How do I support healthy estrogen levels?

Now let’s dive into the fun stuff - what steps can be taken to optimize estrogen?

As always, building a strong foundation of health is going to be a great step.

So taking a look back into contributing factors to high estrogen, this means some key areas to focus in on include: 

  1. Reducing exposure to endocrine disrupting chemicals. A good place to start would be to swap out plastic water bottles in favor of glass or stainless steel, using glass tupperware instead of plastic, avoiding handling receipts (which are coated in BPA!), and opting for cleaner home and personal care products.
  2. Eat a hormone supportive diet that’s rich in fruits, vegetables (especially cruciferous veggies), fiber, healthy fats, and quality sources of protein.
  3. Seed cycling is a wonderful food based method to get in essential nutrients that are supportive of the different phases of your cycle. During the follicular phase of the cycle, flax seed and pumpkin seed is used to and in the luteal phase of the cycle, sesame seeds and sunflower seeds are used. For an easy method to get the proper amount of seeds in daily, you can set up a monthly subscription with MONA seeds - on the go packets that deliver your daily dose delivered straight to your home! Click here to learn more about MONA seeds and use the code PARIA2022 for 15% off!
  4. Support your gut health! Daily bowel movements are important in helping clear out excess estrogen from the body.

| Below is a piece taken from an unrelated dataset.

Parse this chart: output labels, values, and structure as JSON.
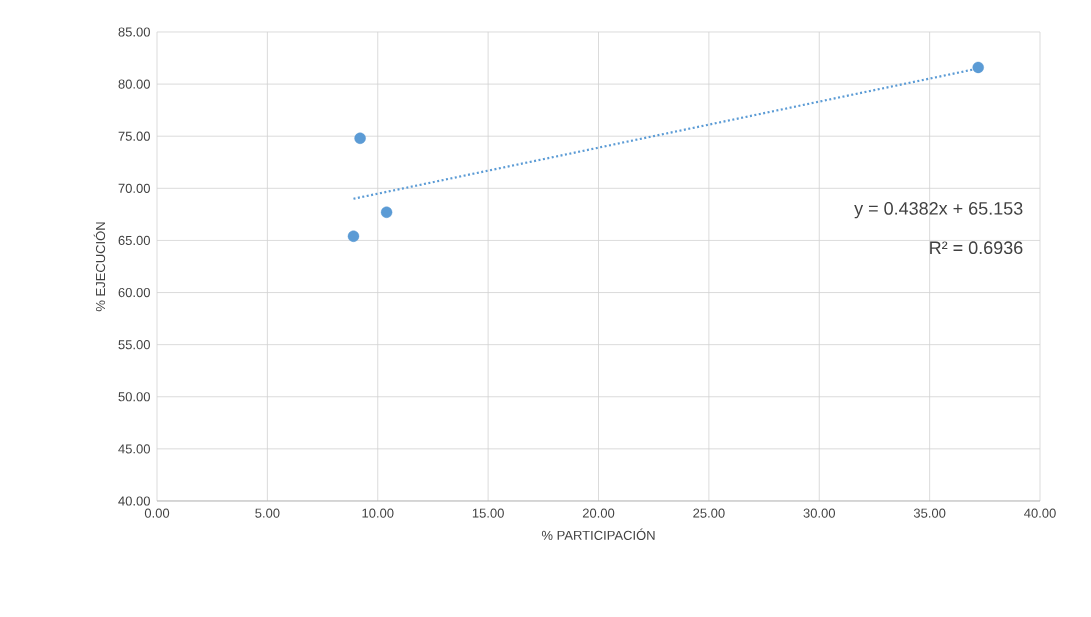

Support for the gut can include staying well hydrated, eating adequate fiber, daily movement, diversifying and rotating your fruits and vegetables, and eating more fermented foods (or opting for a high quality probiotic).
  5. Support the liver by reducing alcohol and processed foods in favor of upping liver supportive foods like cruciferous vegetables, beets, garlic, onion, grapefruit, glutathione rich foods, etc.
  6. Practice daily stress management techniques such as meditation, journaling, creative expression, and more.

 

If you feel like you’ve nailed the foundations of health and things still aren’t moving in the right direction, this would be the ideal time to bring in support with supplements and herbs. Some specifics that have been shown in studies to work well in rebalancing estrogen levels include DIM, Vitex, magnesium, B vitamins, and adaptogens.

Always remember that when it comes to supplementing, it’s advised to work with a provider to ensure that you are taking the correct supplement at the correct dose!